Exploring Stackoverflow

so logo

Every developer has a tab open Stack Overflow, the massively popular question-and-answer site. This dataset explores users, questions, answers, comments, and tags related to the neo4j- and cypher- tagged questions on Stack Overflow.

This guide will show you how to:

  • Create: load questions, answers, comments, tags, and users into the graph

  • Find: Find unanswered questions

  • Query: discover the most engaged users and most popular questions

Throughout the guide you’ll find Cypher statements that you can execute, by clicking on them and then executing them by hitting the run button.

The Model

model

Nodes

We model the Users, Questions, Answers, Comments, and Tags as nodes.

Relationships

Users ask questions, comment, and provide answers.

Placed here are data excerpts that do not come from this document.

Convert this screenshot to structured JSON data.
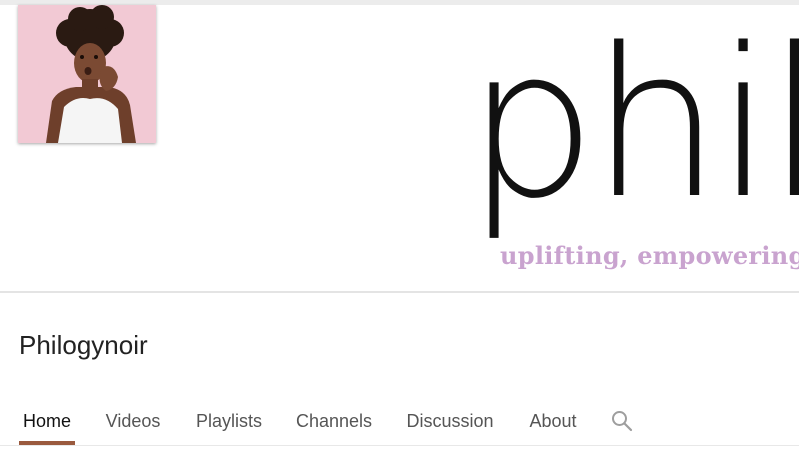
{
  "channel": {
    "name": "Philogynoir"
  },
  "banner": {
    "word": "philo",
    "tagline": "uplifting, empowering, +"
  },
  "tabs": [
    {
      "label": "Home",
      "active": true
    },
    {
      "label": "Videos",
      "active": false
    },
    {
      "label": "Playlists",
      "active": false
    },
    {
      "label": "Channels",
      "active": false
    },
    {
      "label": "Discussion",
      "active": false
    },
    {
      "label": "About",
      "active": false
    }
  ],
  "icons": {
    "tab_search": "search-icon"
  },
  "colors": {
    "active_tab_underline": "#9a5a3e",
    "tagline": "#c9a3cf",
    "avatar_background": "#f0c8d3"
  }
}
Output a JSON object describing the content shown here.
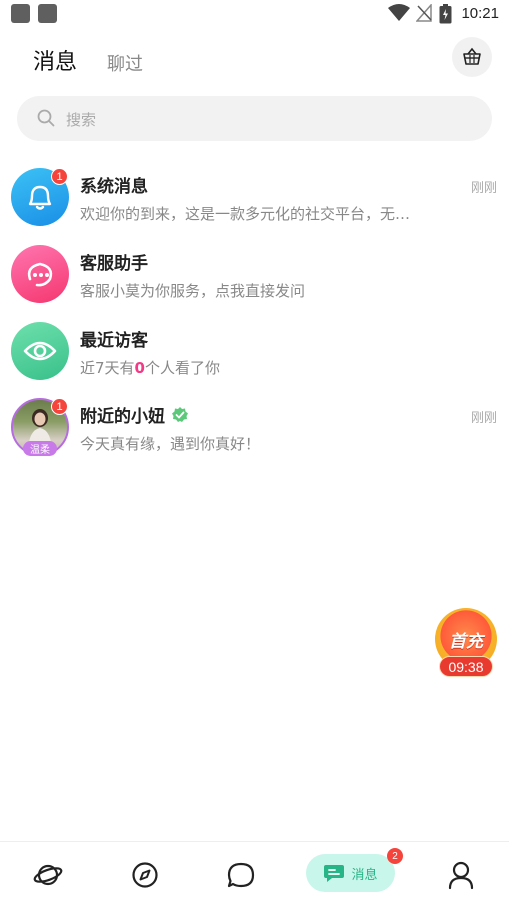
{
  "status_bar": {
    "time": "10:21"
  },
  "header": {
    "tabs": [
      {
        "label": "消息",
        "active": true
      },
      {
        "label": "聊过",
        "active": false
      }
    ],
    "basket_icon": "basket-icon"
  },
  "search": {
    "placeholder": "搜索",
    "icon": "search-icon"
  },
  "messages": [
    {
      "title": "系统消息",
      "subtitle": "欢迎你的到来，这是一款多元化的社交平台，无…",
      "time": "刚刚",
      "badge": "1",
      "icon": "bell-icon",
      "color": "#1a8ee6"
    },
    {
      "title": "客服助手",
      "subtitle": "客服小莫为你服务，点我直接发问",
      "time": "",
      "badge": "",
      "icon": "headset-icon",
      "color": "#f5366f"
    },
    {
      "title": "最近访客",
      "subtitle_prefix": "近7天有",
      "subtitle_count": "0",
      "subtitle_suffix": "个人看了你",
      "time": "",
      "badge": "",
      "icon": "eye-icon",
      "color": "#39c08a"
    },
    {
      "title": "附近的小妞",
      "subtitle": "今天真有缘，遇到你真好！",
      "time": "刚刚",
      "badge": "1",
      "tag": "温柔",
      "verified": true,
      "icon": "verified-icon"
    }
  ],
  "promo": {
    "label": "首充",
    "timer": "09:38"
  },
  "bottom_nav": {
    "items": [
      {
        "icon": "planet-icon"
      },
      {
        "icon": "compass-icon"
      },
      {
        "icon": "bubble-icon"
      },
      {
        "icon": "message-icon",
        "label": "消息",
        "badge": "2",
        "active": true
      },
      {
        "icon": "profile-icon"
      }
    ]
  },
  "colors": {
    "accent": "#27b486",
    "badge": "#f5443b",
    "highlight": "#f43a86"
  }
}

(:User)-[:ASKED]→(:Question) (:User)-[:COMMENTED]→(:Comment) (:User)-[:PROVIDED]→(:Answer)

Answers attempt to answer questions, comments are made on questions, and questions are associated with tags.

(:Answer)-[:ANSWERED]→(:Question) (:Comment)-[:COMMENTED_ON]→(:Question) (:Question)-[:TAGGED]→(:Tag)

If you want to see it yourself, run:

CALL db.schema.visualization;

Load JSON Import

There is already data preloaded in this graph, if you want to extend (more pages or other tags) or update it with the most recent questions, please modify and run the statement below.

Update this dataset using apoc.load.json. Run the query as-is to update or add a tag to the tags array to extend.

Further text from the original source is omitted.